Она вырвала руку. Зачем сворачивать в безлюдный переулок - комендатура в другой стороне, дорога туда слишком хорошо известна жителям.
– Не делайте глупостей, - шепнул Соколовский.
– Идите! Он подтолкнул ее в переулок и увлек в первую же подворотню.
– Проскочили!
– Привалясь плечом к кирпичной стене, он утирал внезапно заливший лицо пот.
– Сердце у меня колотится, пожалуй, похлеще вашего…
Девушка подозрительно оглядела его всего, от стриженой высоколобой головы до чужих, наспех приспособленных сандалий.
– Я ведь в этой роли впервые: из подконвойных в конвоиры! А вы боитесь меня! Ну конечно, боитесь.
– Он улыбнулся, сдвигая голодные морщины в стороны.
– Меня еще никто никогда не боялся, пожалуй, кроме немцев в лагере. Есть у них такая диковинная болезнь: боятся и в страхе убивают…

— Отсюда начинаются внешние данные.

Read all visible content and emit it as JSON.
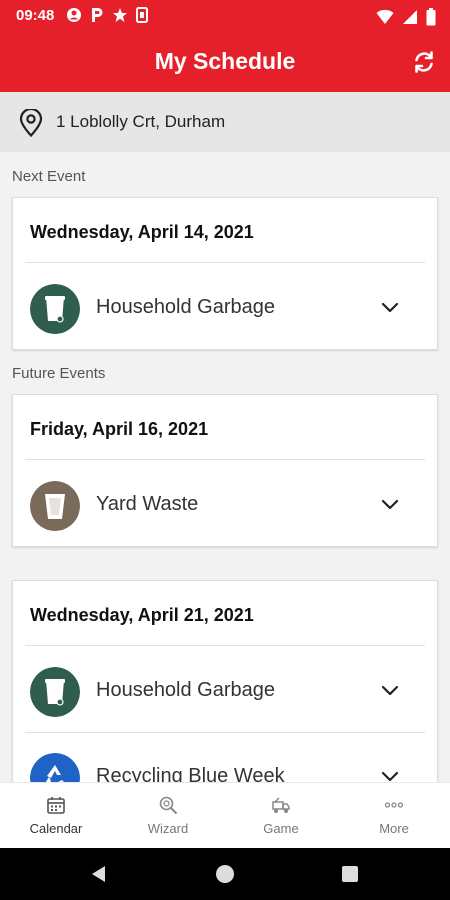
{
  "status_bar": {
    "time": "09:48"
  },
  "header": {
    "title": "My Schedule"
  },
  "address": {
    "text": "1 Loblolly Crt, Durham"
  },
  "sections": {
    "next": "Next Event",
    "future": "Future Events"
  },
  "cards": [
    {
      "date": "Wednesday, April 14, 2021",
      "events": [
        {
          "label": "Household Garbage",
          "icon": "garbage-bin-icon",
          "color": "#2f5e4e"
        }
      ]
    },
    {
      "date": "Friday, April 16, 2021",
      "events": [
        {
          "label": "Yard Waste",
          "icon": "yard-waste-bin-icon",
          "color": "#7a6a5a"
        }
      ]
    },
    {
      "date": "Wednesday, April 21, 2021",
      "events": [
        {
          "label": "Household Garbage",
          "icon": "garbage-bin-icon",
          "color": "#2f5e4e"
        },
        {
          "label": "Recycling Blue Week",
          "icon": "recycling-icon",
          "color": "#1f63c6"
        }
      ]
    }
  ],
  "bottom_nav": [
    {
      "label": "Calendar",
      "icon": "calendar-icon",
      "active": true
    },
    {
      "label": "Wizard",
      "icon": "search-magnifier-icon",
      "active": false
    },
    {
      "label": "Game",
      "icon": "game-truck-icon",
      "active": false
    },
    {
      "label": "More",
      "icon": "more-dots-icon",
      "active": false
    }
  ],
  "colors": {
    "brand": "#e5202b",
    "garbage": "#2f5e4e",
    "yard": "#7a6a5a",
    "recycling": "#1f63c6"
  }
}
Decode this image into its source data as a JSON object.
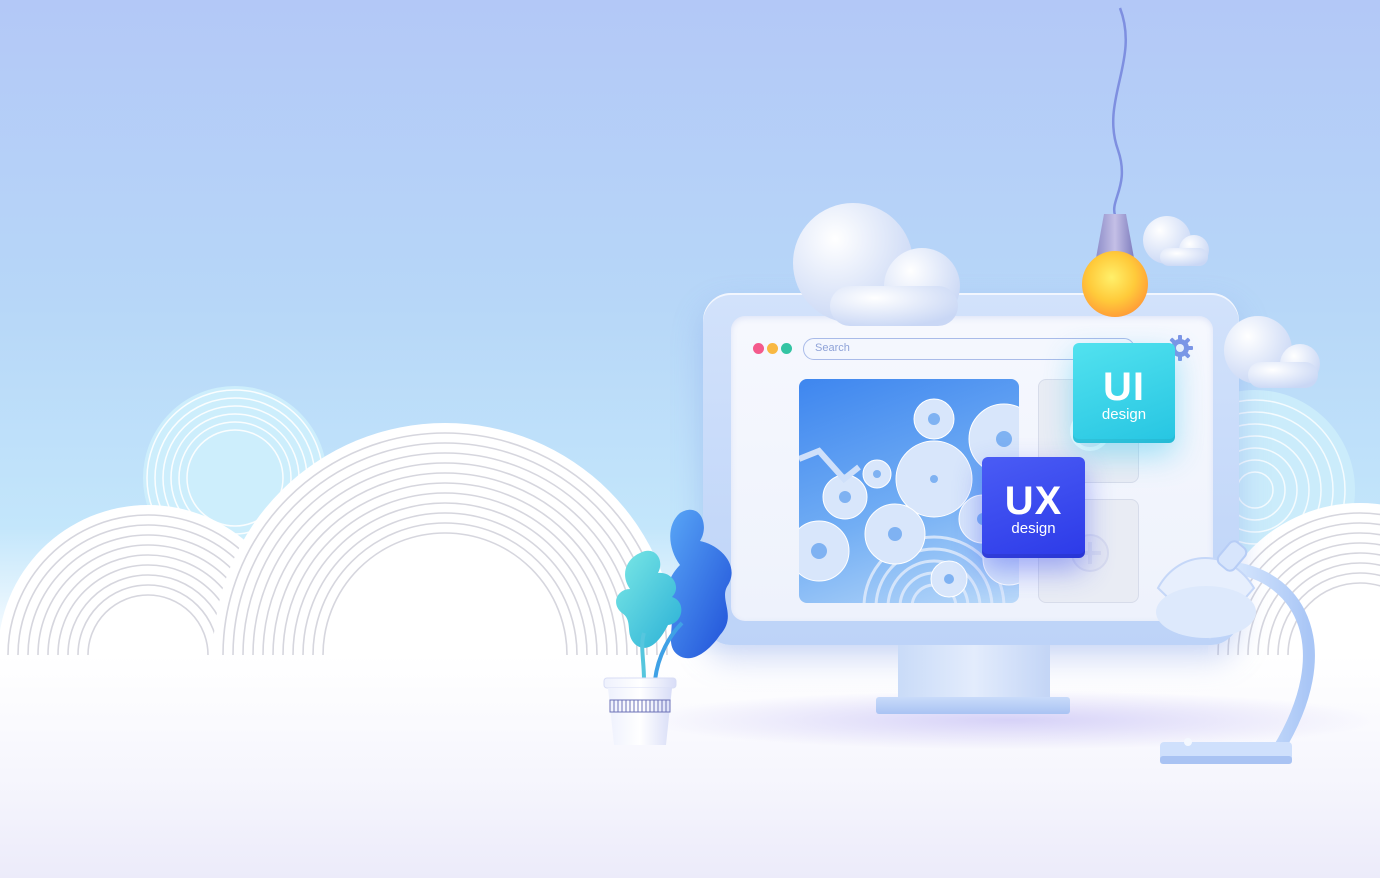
{
  "screen": {
    "search_placeholder": "Search"
  },
  "badges": {
    "ui": {
      "title": "UI",
      "subtitle": "design"
    },
    "ux": {
      "title": "UX",
      "subtitle": "design"
    }
  },
  "window_dots": [
    "#f45a8c",
    "#f8b843",
    "#33c4a3"
  ],
  "icons": [
    "gear-icon",
    "plus-icon",
    "light-bulb-icon",
    "desk-lamp-icon",
    "plant-icon",
    "cloud-icon"
  ],
  "colors": {
    "accent_cyan": "#2ec9e4",
    "accent_blue": "#3a48ef",
    "panel_blue": "#3e86ef"
  }
}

Она подумала, что, пожалуй, он и правда из лагеря. Недавно его остригли, на худом лице налет барачной серости. Но, может, его в лагере и обработали? Дали шанс выжить и выслужиться? Из таких, должно быть, выходят самые подлые… Что-то жесткое, непреклонное виделось ей в его крупном, выпирающем подбородке. Умные глаза смотрели устало, с сочувствием, но и глаза могут лгать так же, как лгут слова.

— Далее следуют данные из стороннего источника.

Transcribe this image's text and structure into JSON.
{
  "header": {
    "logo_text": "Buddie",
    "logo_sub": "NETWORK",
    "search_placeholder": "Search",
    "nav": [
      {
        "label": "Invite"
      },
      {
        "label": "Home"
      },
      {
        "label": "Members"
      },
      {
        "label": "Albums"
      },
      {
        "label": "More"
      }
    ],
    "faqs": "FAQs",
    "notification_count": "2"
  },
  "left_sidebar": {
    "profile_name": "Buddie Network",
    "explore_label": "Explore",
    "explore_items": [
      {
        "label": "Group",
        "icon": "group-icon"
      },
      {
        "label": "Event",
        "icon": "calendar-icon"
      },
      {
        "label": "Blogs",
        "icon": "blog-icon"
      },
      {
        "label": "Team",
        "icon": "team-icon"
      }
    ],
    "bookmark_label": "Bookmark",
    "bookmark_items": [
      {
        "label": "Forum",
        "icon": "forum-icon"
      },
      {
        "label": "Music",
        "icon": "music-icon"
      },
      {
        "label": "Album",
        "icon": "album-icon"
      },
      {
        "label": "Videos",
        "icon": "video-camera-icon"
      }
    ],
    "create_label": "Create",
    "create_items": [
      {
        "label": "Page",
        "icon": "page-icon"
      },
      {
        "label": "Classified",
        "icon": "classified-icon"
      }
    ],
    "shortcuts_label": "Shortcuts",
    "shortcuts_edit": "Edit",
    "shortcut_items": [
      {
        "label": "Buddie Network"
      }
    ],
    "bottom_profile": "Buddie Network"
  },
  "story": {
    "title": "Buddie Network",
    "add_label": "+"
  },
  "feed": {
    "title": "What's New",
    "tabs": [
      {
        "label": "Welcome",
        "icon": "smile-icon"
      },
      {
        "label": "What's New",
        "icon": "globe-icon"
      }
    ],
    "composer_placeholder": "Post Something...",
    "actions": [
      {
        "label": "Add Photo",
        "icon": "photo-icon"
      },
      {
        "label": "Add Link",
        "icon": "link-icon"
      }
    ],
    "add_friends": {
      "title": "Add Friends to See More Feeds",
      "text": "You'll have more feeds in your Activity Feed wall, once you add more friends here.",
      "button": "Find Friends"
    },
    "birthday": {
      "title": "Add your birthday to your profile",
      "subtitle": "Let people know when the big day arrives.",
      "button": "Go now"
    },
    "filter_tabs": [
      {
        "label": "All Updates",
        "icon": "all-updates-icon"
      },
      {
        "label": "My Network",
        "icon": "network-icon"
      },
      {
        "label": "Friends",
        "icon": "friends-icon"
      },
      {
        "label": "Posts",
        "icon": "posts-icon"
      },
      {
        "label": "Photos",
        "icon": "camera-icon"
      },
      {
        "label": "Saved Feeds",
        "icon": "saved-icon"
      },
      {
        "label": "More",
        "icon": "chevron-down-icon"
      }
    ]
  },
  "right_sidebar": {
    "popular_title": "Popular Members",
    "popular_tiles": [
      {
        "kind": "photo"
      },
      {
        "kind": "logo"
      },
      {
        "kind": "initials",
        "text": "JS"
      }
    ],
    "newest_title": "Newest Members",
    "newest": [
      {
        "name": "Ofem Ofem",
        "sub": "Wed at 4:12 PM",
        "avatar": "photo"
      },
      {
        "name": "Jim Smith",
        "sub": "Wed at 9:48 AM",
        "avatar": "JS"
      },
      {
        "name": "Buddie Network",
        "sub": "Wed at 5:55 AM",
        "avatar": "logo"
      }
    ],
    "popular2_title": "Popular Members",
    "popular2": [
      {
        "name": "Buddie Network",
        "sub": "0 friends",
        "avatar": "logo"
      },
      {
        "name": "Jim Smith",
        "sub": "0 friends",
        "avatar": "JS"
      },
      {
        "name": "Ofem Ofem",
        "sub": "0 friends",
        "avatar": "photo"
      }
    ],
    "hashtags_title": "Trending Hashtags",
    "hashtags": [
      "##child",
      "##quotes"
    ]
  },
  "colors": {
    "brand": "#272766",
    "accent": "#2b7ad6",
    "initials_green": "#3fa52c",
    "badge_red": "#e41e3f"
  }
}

– Ладно уж, чего смотреть на меня. Пожмите мне напоследок руку, товарищ, и прощайте.
Она протянула ему руку и сказала растерянно:
– Луковицу у него взяла, а деньги не заплатила… не успела.
– Его пришибить надо бы! Насмерть!
– Соколовский отпустил ее руку.
– Идите, а я здесь задержусь, чтобы у вас на душе было поспокойнее, а то решите, что я следом иду. Ну-ну, дело взрослое, серьезное, - отверг он ее протестующий жест.
– Идите!
Девушка ушла. Он прислушивался к затихающему стуку каблуков, потом двинулся в глубь двора. Городской старожил, он верно рассчитал, что этот двор, как и другие дворы этой стороны улицы, выведет его к обрывистому склону, с которого откроются мелеющая река и распластанное на белых дюнах Заречье.
Удача окрылила Соколовского, и он решил рискнуть. Спустился крутыми тропами в прибрежные заросли ивняка и после долгих поисков нашел рыбацкую лодку с одним веслом, изрядно рваную, задубевшую «хватку» - небольшую квадратную сеть с тонкой крестовиной на шесте. Кое-где к ячеям «хватки» прилипли крохотные, иссохшие, как шелуха, мальки. Лодку выволокли на берег далеко еще в половодье, теперь она сидела на земле, словно плыла по зеленой траве, закрытая ее метелками по самые борта.
Соколовский сдвинул плоскодонку к воде и поплыл, подгребая веслом, чтобы не очень сносило, - время от времени он опускал рваную снасть в воду.